President Obama is a clever man.
He knows those of us who supported him and those of you who voted for him have managed to work ourselves up into a frenzy of dream and expectation. And days before his inauguration we started worrying about whether he can live up to everything we want him to be.
Well, so far so good.
In with Reagan, out with Clinton, back in with Bush (there’s a surprise) and out with Obama – hopefully, this time for good – the ‘global gag rule’ bans US aid funds from being spent on doctors or clinics that as much as mention abortion to their patients. The rule flies in the face of medical ethics as well as individual freedoms upheld on US soil, of government staying out of the private domain, of a woman’s control over her reproductive system guaranteed under the landmark case of Roe v Wade.
Abortion is a highly contentious issue in America. Don’t we know that?
But the right to choose is upheld on US soil. And what the conservative anti-abortion lobby failed to do to their own women, for years they’ve been doing to women in the poorest corners of the world. Until now.
Removing the global gag rule allows aid money to flow to clinics that provide desperately needed health care, it allows for honest medical advice to be given to those who need it, it accepts that women in America and women in Africa do, actually, have the same rights over their bodies.

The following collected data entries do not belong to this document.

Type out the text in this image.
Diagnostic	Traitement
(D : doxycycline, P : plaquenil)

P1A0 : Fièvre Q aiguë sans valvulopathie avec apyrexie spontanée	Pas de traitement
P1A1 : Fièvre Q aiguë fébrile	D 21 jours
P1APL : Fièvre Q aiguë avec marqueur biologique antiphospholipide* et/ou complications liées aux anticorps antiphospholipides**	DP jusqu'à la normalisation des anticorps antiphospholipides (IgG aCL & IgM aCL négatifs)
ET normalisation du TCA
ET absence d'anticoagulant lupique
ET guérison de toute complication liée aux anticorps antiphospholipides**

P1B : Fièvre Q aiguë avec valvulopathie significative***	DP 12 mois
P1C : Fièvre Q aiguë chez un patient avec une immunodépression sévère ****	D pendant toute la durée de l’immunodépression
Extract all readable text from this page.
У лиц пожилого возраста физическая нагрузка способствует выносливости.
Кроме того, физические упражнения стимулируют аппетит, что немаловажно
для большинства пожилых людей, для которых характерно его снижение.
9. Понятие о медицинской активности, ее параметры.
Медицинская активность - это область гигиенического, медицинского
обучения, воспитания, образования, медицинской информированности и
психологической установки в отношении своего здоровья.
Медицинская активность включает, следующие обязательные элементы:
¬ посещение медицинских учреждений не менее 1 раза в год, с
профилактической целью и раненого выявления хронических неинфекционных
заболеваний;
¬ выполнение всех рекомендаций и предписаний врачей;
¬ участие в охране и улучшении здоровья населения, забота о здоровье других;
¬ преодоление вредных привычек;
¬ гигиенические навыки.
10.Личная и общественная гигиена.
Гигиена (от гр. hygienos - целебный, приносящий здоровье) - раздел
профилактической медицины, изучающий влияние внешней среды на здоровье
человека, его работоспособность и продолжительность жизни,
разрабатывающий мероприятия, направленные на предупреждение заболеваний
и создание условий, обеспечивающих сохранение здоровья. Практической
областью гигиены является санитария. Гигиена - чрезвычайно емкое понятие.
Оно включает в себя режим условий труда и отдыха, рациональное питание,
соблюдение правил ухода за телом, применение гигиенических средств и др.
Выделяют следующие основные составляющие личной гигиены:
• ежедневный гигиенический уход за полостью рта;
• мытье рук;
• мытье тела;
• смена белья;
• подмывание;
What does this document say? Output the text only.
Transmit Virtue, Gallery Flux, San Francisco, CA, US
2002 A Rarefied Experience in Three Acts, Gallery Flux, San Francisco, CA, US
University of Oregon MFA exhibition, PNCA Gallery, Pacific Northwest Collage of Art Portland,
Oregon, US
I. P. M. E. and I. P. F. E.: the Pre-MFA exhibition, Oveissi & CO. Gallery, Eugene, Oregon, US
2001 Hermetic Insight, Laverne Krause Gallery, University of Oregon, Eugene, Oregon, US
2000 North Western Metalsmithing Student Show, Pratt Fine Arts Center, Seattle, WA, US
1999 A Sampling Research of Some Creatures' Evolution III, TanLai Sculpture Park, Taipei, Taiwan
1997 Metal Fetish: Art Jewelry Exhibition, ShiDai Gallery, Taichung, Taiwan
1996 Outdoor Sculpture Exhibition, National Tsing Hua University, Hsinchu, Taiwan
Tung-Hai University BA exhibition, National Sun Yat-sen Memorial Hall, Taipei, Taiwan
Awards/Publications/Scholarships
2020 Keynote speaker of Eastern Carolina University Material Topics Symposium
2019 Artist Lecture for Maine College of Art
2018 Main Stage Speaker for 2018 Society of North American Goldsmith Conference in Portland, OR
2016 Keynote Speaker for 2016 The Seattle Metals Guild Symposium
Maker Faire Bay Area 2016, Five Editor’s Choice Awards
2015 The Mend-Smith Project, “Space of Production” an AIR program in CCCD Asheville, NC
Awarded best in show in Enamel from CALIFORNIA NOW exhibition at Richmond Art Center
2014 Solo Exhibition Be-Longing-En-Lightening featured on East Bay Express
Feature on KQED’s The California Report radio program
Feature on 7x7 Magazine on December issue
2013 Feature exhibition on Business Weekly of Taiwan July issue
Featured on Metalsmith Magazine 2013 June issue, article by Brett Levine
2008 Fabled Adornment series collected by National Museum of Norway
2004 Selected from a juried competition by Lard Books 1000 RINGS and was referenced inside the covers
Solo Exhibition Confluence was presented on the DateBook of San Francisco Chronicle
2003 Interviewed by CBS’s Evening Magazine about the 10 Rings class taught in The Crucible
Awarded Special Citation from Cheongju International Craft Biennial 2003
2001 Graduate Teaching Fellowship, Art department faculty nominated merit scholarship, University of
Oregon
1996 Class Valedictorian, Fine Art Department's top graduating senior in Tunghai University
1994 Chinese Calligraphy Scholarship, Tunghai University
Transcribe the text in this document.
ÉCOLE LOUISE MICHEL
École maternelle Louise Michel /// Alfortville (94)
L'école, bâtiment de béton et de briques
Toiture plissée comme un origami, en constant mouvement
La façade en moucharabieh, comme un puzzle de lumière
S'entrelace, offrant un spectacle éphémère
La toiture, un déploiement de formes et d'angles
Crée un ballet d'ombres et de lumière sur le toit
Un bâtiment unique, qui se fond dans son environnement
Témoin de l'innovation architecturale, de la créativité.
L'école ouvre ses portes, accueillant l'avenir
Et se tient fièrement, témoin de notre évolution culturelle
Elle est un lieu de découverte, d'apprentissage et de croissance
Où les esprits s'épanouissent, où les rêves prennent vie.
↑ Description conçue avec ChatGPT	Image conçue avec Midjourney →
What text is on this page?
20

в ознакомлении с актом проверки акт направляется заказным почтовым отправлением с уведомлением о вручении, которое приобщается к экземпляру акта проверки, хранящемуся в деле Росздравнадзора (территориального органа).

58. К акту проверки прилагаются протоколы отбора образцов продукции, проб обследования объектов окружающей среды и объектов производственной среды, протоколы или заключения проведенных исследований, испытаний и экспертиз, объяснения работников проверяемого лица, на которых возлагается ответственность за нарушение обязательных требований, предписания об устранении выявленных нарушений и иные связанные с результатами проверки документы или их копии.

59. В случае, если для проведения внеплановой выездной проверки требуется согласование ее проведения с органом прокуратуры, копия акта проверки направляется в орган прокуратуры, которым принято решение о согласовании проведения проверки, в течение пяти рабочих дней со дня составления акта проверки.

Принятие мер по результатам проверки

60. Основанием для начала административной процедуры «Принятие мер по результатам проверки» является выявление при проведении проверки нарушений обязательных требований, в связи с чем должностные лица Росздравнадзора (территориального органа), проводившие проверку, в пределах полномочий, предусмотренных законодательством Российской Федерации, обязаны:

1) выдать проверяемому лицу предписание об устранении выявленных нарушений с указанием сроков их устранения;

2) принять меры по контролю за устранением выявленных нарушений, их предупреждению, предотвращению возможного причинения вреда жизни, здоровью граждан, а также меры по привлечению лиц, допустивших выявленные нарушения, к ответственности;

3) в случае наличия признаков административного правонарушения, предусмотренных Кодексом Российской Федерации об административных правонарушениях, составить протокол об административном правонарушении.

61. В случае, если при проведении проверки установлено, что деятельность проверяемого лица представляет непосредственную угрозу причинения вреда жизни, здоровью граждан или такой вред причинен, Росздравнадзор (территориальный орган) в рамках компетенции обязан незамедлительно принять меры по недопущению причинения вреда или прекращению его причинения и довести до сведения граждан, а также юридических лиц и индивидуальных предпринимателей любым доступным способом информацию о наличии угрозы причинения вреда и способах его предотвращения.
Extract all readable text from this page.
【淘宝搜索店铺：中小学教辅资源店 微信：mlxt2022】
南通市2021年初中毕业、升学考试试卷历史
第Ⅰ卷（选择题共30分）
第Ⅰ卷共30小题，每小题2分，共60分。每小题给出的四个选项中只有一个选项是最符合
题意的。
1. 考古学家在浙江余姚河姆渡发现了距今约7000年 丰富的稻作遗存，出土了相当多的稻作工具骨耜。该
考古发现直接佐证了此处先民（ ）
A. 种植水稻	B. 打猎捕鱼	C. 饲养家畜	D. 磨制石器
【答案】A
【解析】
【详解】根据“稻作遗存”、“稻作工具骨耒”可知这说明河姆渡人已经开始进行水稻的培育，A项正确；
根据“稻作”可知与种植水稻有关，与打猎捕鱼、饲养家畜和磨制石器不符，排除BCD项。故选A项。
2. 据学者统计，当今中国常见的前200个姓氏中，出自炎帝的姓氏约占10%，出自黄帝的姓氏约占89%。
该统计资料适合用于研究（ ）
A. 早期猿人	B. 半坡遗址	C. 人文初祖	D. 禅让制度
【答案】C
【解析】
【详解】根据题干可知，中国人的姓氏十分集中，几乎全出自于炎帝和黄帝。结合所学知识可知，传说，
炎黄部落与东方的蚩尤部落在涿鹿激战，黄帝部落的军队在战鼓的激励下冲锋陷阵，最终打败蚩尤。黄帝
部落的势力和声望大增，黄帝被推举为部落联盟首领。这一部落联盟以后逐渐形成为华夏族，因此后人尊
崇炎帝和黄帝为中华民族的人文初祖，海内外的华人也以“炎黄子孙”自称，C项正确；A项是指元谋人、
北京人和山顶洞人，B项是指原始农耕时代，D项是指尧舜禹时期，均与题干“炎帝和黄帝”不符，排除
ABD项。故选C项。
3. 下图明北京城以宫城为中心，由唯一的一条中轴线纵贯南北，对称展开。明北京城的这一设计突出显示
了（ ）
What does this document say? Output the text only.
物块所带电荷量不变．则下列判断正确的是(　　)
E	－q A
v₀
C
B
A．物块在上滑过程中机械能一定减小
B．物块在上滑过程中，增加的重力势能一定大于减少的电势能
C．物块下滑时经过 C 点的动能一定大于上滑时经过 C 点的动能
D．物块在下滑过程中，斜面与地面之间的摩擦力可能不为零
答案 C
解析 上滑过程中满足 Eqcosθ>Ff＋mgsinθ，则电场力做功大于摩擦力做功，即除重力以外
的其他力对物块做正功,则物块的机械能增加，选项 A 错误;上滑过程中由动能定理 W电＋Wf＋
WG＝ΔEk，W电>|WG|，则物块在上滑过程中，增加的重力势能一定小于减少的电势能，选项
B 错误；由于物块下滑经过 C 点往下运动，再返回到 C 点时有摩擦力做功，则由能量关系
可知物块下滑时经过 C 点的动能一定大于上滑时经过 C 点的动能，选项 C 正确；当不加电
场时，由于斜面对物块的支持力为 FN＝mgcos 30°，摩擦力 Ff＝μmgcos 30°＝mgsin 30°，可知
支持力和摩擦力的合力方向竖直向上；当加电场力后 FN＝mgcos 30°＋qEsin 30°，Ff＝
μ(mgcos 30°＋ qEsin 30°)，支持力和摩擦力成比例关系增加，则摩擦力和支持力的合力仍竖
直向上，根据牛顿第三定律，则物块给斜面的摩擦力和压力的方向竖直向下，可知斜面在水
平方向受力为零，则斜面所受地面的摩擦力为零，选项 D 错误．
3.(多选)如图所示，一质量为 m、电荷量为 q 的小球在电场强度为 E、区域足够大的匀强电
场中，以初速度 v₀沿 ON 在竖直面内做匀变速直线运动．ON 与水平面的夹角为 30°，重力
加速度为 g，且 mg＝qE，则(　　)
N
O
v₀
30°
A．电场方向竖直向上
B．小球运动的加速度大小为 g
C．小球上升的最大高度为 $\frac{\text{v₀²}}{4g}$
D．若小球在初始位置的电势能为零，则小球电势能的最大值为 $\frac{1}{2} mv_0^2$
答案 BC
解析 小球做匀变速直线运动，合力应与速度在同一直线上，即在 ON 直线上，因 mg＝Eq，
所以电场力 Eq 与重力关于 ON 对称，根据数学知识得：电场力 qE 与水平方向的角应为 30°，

"On the 36th anniversary of Roe v Wade, we are reminded that this decision not only protects women's health and reproductive freedom, but stands for a broader principle: that government should not intrude on our most private family matters," Obama said.
Now I don't generally have much faith in professional politicians.
But against my better judgment, Obama got me hoping. And now he’s got me believing. That a determined group of people can always make a difference. That a determined group of people is the only thing that can ever make a difference.